Published April 2007
Buck and I are both members of the Juice Church. Buck’s been sober thirty-five years; I’ ve been around for seventeen. One day this week we were down at Starbucks drinking coffee and shooting the breeze.
“You never know about people, do ya?” Buck said.
“Whatdya mean?” I asked.
“You know Roy?”
“Yeah.”
“Tall guy. Biker wannabe like you. I met him down here once. Nice fella. You ever see his daughter?”
I shook my head.
“He came in here one day, and she was with him. She’s goin’ to Kennedy high school. Dresses like a whore. Got heels this high. Wears her jeans so low you can see the crack of her ass. Roy’s on disability, so he drives her back and forth to school. It turns out he’s been schtupping her the past five years. She’s his step-daughter actually.”
Buck then told me about Roy’s wife Ruby. A year or so ago she weighed about four-hundred pounds, he said. She had her stomach stapled, and after that she got down to about a hundred and twenty. She looked pretty good, if you didn’t get up too close, Buck said. And she started running around. Pretty soon she had two boyfriends, and she was out with one or the other every night.

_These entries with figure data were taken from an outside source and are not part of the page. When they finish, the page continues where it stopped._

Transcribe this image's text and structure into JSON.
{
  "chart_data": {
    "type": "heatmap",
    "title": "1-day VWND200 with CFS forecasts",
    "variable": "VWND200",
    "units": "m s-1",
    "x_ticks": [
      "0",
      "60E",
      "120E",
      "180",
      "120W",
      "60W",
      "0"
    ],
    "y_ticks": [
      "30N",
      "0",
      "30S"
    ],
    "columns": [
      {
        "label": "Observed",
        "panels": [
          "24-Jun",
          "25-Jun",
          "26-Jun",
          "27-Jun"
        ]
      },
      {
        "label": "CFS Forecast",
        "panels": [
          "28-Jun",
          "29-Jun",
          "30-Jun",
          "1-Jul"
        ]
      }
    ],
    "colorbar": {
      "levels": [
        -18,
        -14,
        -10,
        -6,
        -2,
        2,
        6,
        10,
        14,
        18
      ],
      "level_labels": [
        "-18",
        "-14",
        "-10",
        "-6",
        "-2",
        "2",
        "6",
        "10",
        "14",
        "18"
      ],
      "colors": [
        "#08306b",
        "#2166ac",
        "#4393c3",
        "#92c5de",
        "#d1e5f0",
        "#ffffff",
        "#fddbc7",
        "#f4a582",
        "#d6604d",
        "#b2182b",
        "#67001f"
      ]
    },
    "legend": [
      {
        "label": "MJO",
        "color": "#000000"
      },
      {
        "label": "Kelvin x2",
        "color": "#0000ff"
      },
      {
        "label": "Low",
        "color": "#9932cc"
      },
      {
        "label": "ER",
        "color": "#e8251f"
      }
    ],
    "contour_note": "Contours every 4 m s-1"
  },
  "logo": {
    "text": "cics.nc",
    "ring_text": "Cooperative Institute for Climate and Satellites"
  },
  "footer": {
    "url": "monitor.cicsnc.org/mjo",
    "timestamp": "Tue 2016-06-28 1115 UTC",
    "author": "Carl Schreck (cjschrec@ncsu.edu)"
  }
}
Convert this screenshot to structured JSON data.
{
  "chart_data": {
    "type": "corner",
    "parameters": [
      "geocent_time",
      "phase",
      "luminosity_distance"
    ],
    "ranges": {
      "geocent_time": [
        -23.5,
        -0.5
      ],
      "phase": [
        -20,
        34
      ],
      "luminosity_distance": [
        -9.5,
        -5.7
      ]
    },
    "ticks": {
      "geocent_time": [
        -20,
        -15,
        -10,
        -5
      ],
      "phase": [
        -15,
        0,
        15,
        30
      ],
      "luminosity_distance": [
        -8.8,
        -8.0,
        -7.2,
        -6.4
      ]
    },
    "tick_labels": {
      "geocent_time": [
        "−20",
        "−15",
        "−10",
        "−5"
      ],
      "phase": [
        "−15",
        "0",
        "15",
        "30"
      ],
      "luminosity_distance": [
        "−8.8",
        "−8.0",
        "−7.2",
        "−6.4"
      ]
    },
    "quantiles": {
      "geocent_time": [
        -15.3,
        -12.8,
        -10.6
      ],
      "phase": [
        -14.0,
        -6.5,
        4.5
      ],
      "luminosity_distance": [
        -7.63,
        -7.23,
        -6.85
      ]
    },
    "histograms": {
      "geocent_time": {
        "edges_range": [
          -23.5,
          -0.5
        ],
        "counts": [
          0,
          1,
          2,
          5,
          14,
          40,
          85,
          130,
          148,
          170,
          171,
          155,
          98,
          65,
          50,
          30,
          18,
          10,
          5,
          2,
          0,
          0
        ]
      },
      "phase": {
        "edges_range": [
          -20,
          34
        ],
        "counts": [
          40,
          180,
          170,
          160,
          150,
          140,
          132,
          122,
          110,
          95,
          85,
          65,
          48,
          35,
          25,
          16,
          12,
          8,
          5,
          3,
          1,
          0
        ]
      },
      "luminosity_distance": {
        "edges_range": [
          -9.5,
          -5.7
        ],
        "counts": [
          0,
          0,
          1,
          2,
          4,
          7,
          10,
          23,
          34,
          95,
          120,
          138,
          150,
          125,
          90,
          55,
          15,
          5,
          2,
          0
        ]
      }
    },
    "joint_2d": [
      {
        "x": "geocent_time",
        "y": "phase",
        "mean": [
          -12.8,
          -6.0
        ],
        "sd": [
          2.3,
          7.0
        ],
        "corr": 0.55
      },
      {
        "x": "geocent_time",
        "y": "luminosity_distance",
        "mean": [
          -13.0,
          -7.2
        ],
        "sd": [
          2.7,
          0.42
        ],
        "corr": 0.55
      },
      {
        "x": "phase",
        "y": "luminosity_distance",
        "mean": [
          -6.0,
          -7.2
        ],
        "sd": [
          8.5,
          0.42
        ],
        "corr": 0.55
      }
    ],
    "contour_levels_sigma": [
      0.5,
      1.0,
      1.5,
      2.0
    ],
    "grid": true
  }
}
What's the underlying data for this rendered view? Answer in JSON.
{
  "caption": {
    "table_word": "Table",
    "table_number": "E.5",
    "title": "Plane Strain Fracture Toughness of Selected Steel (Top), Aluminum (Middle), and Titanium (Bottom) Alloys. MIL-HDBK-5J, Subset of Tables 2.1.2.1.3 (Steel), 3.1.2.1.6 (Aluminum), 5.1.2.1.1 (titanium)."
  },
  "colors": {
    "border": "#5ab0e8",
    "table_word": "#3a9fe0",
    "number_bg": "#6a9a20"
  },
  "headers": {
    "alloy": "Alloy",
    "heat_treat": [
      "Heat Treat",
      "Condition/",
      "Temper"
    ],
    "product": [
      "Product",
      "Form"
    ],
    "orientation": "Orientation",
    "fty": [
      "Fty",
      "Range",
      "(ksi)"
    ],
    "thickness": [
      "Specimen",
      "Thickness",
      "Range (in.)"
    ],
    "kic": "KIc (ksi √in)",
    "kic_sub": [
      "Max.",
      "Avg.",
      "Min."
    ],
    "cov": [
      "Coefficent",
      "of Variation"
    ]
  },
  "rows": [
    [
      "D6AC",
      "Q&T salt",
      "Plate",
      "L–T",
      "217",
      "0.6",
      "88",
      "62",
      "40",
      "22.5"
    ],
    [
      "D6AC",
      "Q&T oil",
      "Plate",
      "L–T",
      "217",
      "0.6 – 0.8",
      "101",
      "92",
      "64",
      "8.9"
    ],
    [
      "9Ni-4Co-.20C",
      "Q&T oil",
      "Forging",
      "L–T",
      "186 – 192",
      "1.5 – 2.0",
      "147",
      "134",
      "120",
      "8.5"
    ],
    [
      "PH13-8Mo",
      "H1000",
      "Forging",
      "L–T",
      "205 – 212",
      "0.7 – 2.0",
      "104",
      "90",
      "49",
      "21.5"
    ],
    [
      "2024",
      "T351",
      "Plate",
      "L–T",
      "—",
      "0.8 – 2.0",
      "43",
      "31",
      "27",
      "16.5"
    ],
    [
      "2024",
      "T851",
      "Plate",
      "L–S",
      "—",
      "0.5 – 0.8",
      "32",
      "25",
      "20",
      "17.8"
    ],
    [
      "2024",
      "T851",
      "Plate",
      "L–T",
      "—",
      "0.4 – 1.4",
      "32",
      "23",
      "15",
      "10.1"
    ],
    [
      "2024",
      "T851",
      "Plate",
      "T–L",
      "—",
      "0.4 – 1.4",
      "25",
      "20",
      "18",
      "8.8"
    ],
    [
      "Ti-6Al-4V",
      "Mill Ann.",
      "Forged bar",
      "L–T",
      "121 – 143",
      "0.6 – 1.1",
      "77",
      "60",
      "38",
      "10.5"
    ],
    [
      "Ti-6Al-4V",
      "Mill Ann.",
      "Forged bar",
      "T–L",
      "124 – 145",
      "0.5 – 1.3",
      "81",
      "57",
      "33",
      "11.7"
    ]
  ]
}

About this time two other guys walked in, got a cup of coffee, and sat down at the table next to ours. Buck nodded. I didn’t know either one of them, but Buck did. One of them piped up and asked Buck if he had heard about Roy. “Yeah,” Buck said.
“Poor Ruby,” the guy said. “It’s got to be hard on her.”
Buck gave the guy a look, and then he got in the guy’s face. I could tell he was hot. “Let me tell you something, asshole,” Buck said. “She knew about it. Bet on it. You can take that to the bank.”
The other guy wasn’t happy, but he’s about half the size of Buck, so I knew there wouldn’t be any trouble.
“Oh, yeah?” the little guy said. “And what makes you so smart?"
“Because my wife’s step-father molested her, and she said her mother knew about it but never said nothin’,” Buck said. “Let me tell you something. A mother always knows when something bad happens to her kid. Her flesh and blood. She knows. It don’t make no difference if she’s here and her kid’s in China.”
The two guys at the next table looked at each other, but they didn’t say anything.
Buck gave me a look, too, but I didn’t have anything to say either. Buck’s like everybody else; he’s wrong about as often as he is right, but I figured he was right about this one.